Affluent Buyers Spur Move-Up Market

August 17, 1986|JOHN BETZ WILLMANN | Special to The Times

WASHINGTON — They're calling it move-up madness in these parts.

The strong economy, lower mortgage rates and basic sociological patterns have convinced many area builders to produce more expensive houses for the expanding move-up market.

Marketing expert Renay Regardie contends that people in this area are finding that they can afford more house than they ever imagined. Also, more luxury features now can be part of their residential life style. No matter how you slice it, that's affluency.

Regardie insists that upwardly mobile, dual-income households are really focusing on large, elegant single-family houses on good-sized lots. "It's their dream of dreams--even more than a sailboat, a Mercedes or ownership of a vacation home at the beach," he said. "They all come later. A really elegant house is now numero uno. "

But the luxury home must be something really special to turn on today's affluent house hunters. During the 1970s, so-called luxury homes in Washington, and even the sybaritic Southland of California, were slightly enlarged versions of the homes people already had, or virtually the same house but in a fancier neighborhood.

Seek Top-Notch Quality

"That won't cut it any more," Regardie contends.

Today's buyers of new and existing houses priced at more than $250,000 are demanding top-notch quality, style, ultra kitchens, glamorous baths (with soaking space and whirlpool action).
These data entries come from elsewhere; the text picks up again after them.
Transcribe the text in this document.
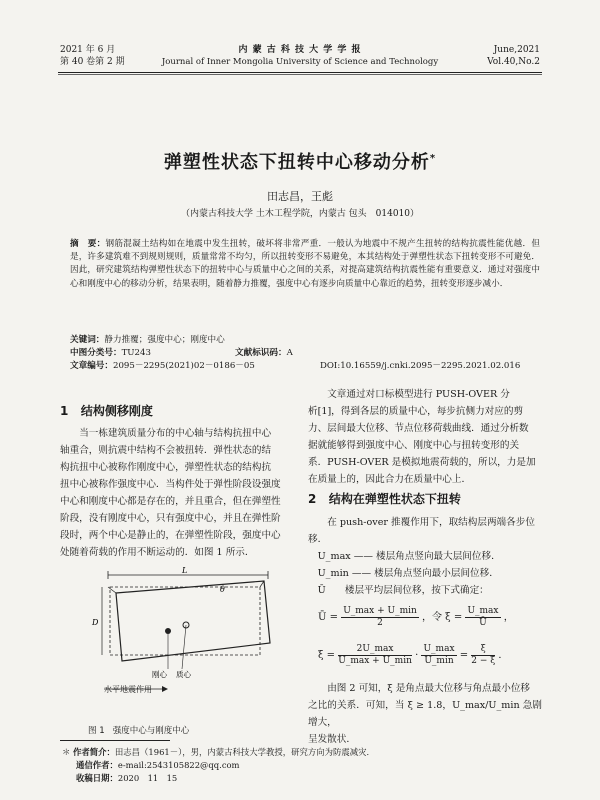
2021 年 6 月
第 40 卷第 2 期
内 蒙 古 科 技 大 学 学 报
Journal of Inner Mongolia University of Science and Technology
June,2021
Vol.40,No.2
弹塑性状态下扭转中心移动分析*
田志昌，王彪
（内蒙古科技大学 土木工程学院，内蒙古 包头　014010）
摘　要：钢筋混凝土结构如在地震中发生扭转，破坏将非常严重．一般认为地震中不规产生扭转的结构抗震性能优越．但是，许多建筑难不到规则规则，质量常常不均匀，所以扭转变形不易避免，本其结构处于弹塑性状态下扭转变形不可避免．因此，研究建筑结构弹塑性状态下的扭转中心与质量中心之间的关系，对提高建筑结构抗震性能有重要意义．通过对强度中心和刚度中心的移动分析，结果表明，随着静力推覆，强度中心有逐步向质量中心靠近的趋势，扭转变形逐步减小．
关键词：静力推覆；强度中心；刚度中心
中图分类号：TU243	文献标识码：A
文章编号：2095－2295(2021)02－0186－05	DOI:10.16559/j.cnki.2095－2295.2021.02.016
1 结构侧移刚度
当一栋建筑质量分布的中心轴与结构抗扭中心
轴重合，则抗震中结构不会被扭转．弹性状态的结
构抗扭中心被称作刚度中心，弹塑性状态的结构抗
扭中心被称作强度中心．当构件处于弹性阶段设强度
中心和刚度中心都是存在的，并且重合，但在弹塑性
阶段，没有刚度中心，只有强度中心，并且在弹性阶
段时，两个中心是静止的，在弹塑性阶段，强度中心
处随着荷载的作用不断运动的．如图 1 所示．
L
θ
D
刚心 质心
水平地震作用
图 1 强度中心与刚度中心
文章通过对口标模型进行 PUSH-OVER 分
析[1]，得到各层的质量中心，每步抗侧力对应的剪
力、层间最大位移、节点位移荷载曲线．通过分析数
据就能够得到强度中心、刚度中心与扭转变形的关
系．PUSH-OVER 是模拟地震荷载的，所以，力是加
在质量上的，因此合力在质量中心上．
2 结构在弹塑性状态下扭转
在 push-over 推覆作用下，取结构层两端各步位
移．
U_max —— 楼层角点竖向最大层间位移．
U_min —— 楼层角点竖向最小层间位移．
Ū　　楼层平均层间位移，按下式确定：
Ū = $\frac{U\_\max + U\_\min}{2}$ ，令 $\xi = \frac{U\_\max}{Ū}$ ，
$\xi = \frac{2U\_\max}{U\_\max + U\_\min} \cdot \frac{U\_\max}{U\_\min} = \frac{\xi}{2 - \xi}$ ．
由图 2 可知，ξ 是角点最大位移与角点最小位移
之比的关系．可知，当 ξ ≥ 1.8，U_max/U_min 急剧增大，
呈发散状．
＊ 作者简介：田志昌（1961－），男，内蒙古科技大学教授，研究方向为防震减灾．
通信作者：e-mail:2543105822@qq.com
收稿日期：2020　11　15
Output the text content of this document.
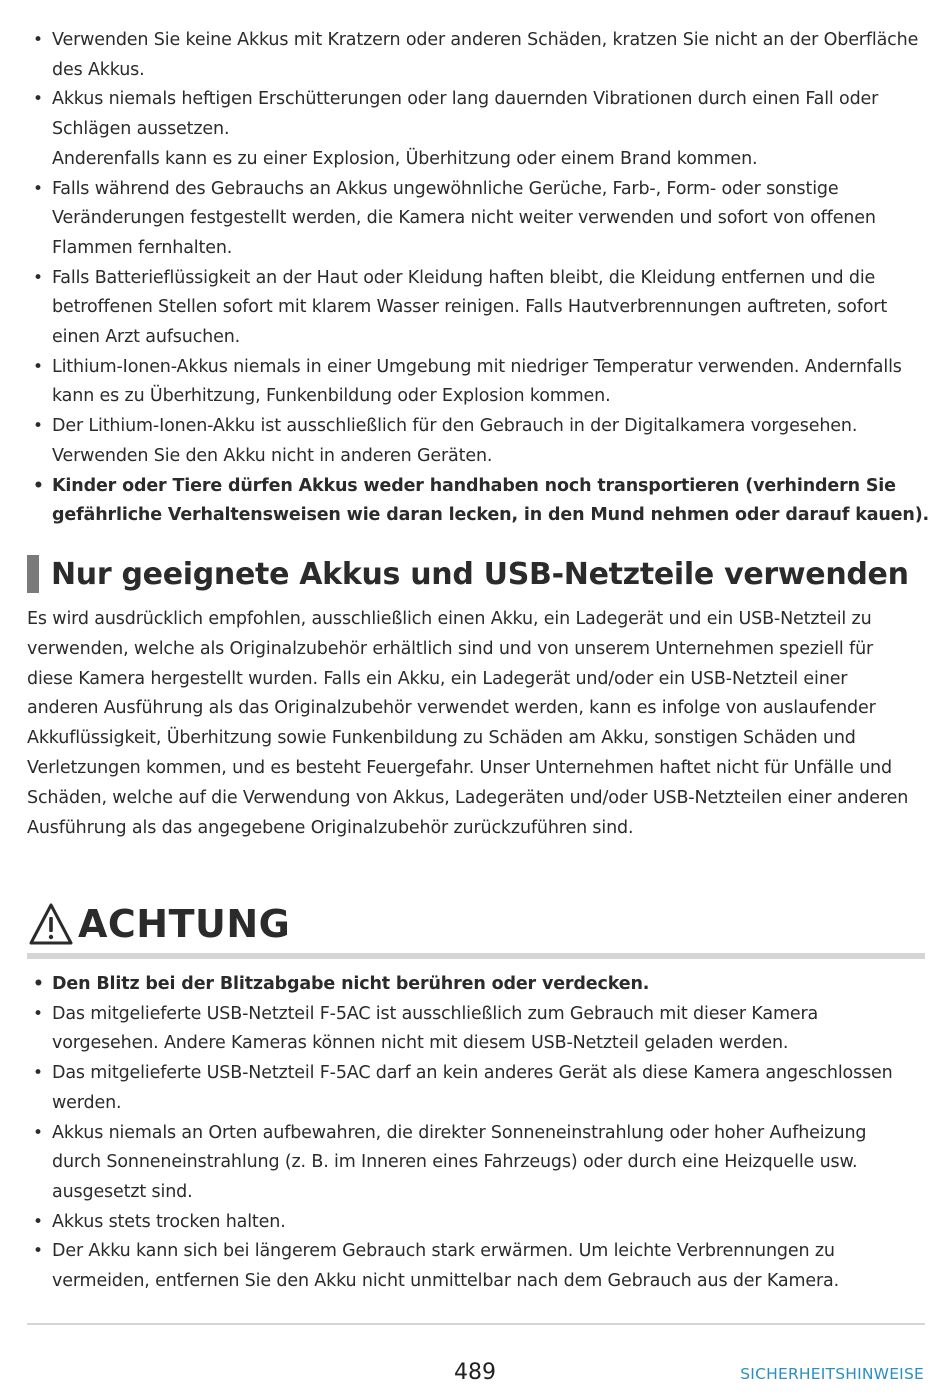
• Verwenden Sie keine Akkus mit Kratzern oder anderen Schäden, kratzen Sie nicht an der Oberfläche
des Akkus.
• Akkus niemals heftigen Erschütterungen oder lang dauernden Vibrationen durch einen Fall oder
Schlägen aussetzen.
Anderenfalls kann es zu einer Explosion, Überhitzung oder einem Brand kommen.
• Falls während des Gebrauchs an Akkus ungewöhnliche Gerüche, Farb-, Form- oder sonstige
Veränderungen festgestellt werden, die Kamera nicht weiter verwenden und sofort von offenen
Flammen fernhalten.
• Falls Batterieflüssigkeit an der Haut oder Kleidung haften bleibt, die Kleidung entfernen und die
betroffenen Stellen sofort mit klarem Wasser reinigen. Falls Hautverbrennungen auftreten, sofort
einen Arzt aufsuchen.
• Lithium-Ionen-Akkus niemals in einer Umgebung mit niedriger Temperatur verwenden. Andernfalls
kann es zu Überhitzung, Funkenbildung oder Explosion kommen.
• Der Lithium-Ionen-Akku ist ausschließlich für den Gebrauch in der Digitalkamera vorgesehen.
Verwenden Sie den Akku nicht in anderen Geräten.
• Kinder oder Tiere dürfen Akkus weder handhaben noch transportieren (verhindern Sie
gefährliche Verhaltensweisen wie daran lecken, in den Mund nehmen oder darauf kauen).
Nur geeignete Akkus und USB-Netzteile verwenden
Es wird ausdrücklich empfohlen, ausschließlich einen Akku, ein Ladegerät und ein USB-Netzteil zu
verwenden, welche als Originalzubehör erhältlich sind und von unserem Unternehmen speziell für
diese Kamera hergestellt wurden. Falls ein Akku, ein Ladegerät und/oder ein USB-Netzteil einer
anderen Ausführung als das Originalzubehör verwendet werden, kann es infolge von auslaufender
Akkuflüssigkeit, Überhitzung sowie Funkenbildung zu Schäden am Akku, sonstigen Schäden und
Verletzungen kommen, und es besteht Feuergefahr. Unser Unternehmen haftet nicht für Unfälle und
Schäden, welche auf die Verwendung von Akkus, Ladegeräten und/oder USB-Netzteilen einer anderen
Ausführung als das angegebene Originalzubehör zurückzuführen sind.
ACHTUNG
• Den Blitz bei der Blitzabgabe nicht berühren oder verdecken.
• Das mitgelieferte USB-Netzteil F-5AC ist ausschließlich zum Gebrauch mit dieser Kamera
vorgesehen. Andere Kameras können nicht mit diesem USB-Netzteil geladen werden.
• Das mitgelieferte USB-Netzteil F-5AC darf an kein anderes Gerät als diese Kamera angeschlossen
werden.
• Akkus niemals an Orten aufbewahren, die direkter Sonneneinstrahlung oder hoher Aufheizung
durch Sonneneinstrahlung (z. B. im Inneren eines Fahrzeugs) oder durch eine Heizquelle usw.
ausgesetzt sind.
• Akkus stets trocken halten.
• Der Akku kann sich bei längerem Gebrauch stark erwärmen. Um leichte Verbrennungen zu
vermeiden, entfernen Sie den Akku nicht unmittelbar nach dem Gebrauch aus der Kamera.
489	SICHERHEITSHINWEISE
Therefore, move-up communities--especially those seeking to satisfy the couple moving up for the third time--are trying to present mini-mansions that range from $200,000 in a far-out but nice location, to half-million-dollar digs in the really posh locations.

As a professional who keeps in touch with more than 600 new communities and subdivisions in the national capital area, Regardie is aware that today's builders are putting their residential goodies under a roof that shelters 2,400 to 3,500 square feet of finished space. "Big houses are in," she added.

Tradition Top Drawer

Thomas Leidy, a sales executive whose specialty is $200,000- plus subdivision houses in status-heavy Montgomery County, Md., agrees that the "feel of classic quality" is essential to motivate buyers whose family incomes range from $75,000 to $150,000 annually. Hereabouts, traditional is top drawer, and it can be Colonial, Williamsburg, New England, country or Southern. But it's got to have classic detailing in everything from shutters to front doors.

An eagle over the garage door is regarded as tacky now, but a really classic cupola with a weather vane over the two-car garage makes a positive statement.

Inside, builders are producing ample, opulent foyers to set the tone for the main rooms that are likely to have cathedral/vaulted ceilings in the family room and the master bedroom. A real mark of interior distinction is the nine-foot (or higher) ceiling. Other aspects of quality, as perceived by the 1986 affluent buyers, are marble foyers, wood floors, fine moldings, distinguished fireplace mantels and really special bay windows.

Bathrooms That Excite

Regardie and Leidy also agree that today's buyers want to be pampered. That means a kitchen with quality cabinetry, top-grade appliances, special lighting, abundant counter space and, often, room for entertaining friends and family.

Also, the bathroom must excite buyers who want to show off their success and enjoy it themselves. The master suite will have a step-up tub big enough for two and with some whirlpool capability. There must be a separate shower and possibly some closets in the bathroom. The "john" must be at least somewhat compartmentalized. And the double-bowl vanity must have custom cabinetry and an overhead skylight.

"You may even find a fireplace in the bath, plus a nearby exercise area," Regardie added. "The number of choices is mind boggling, so you must look and shop carefully.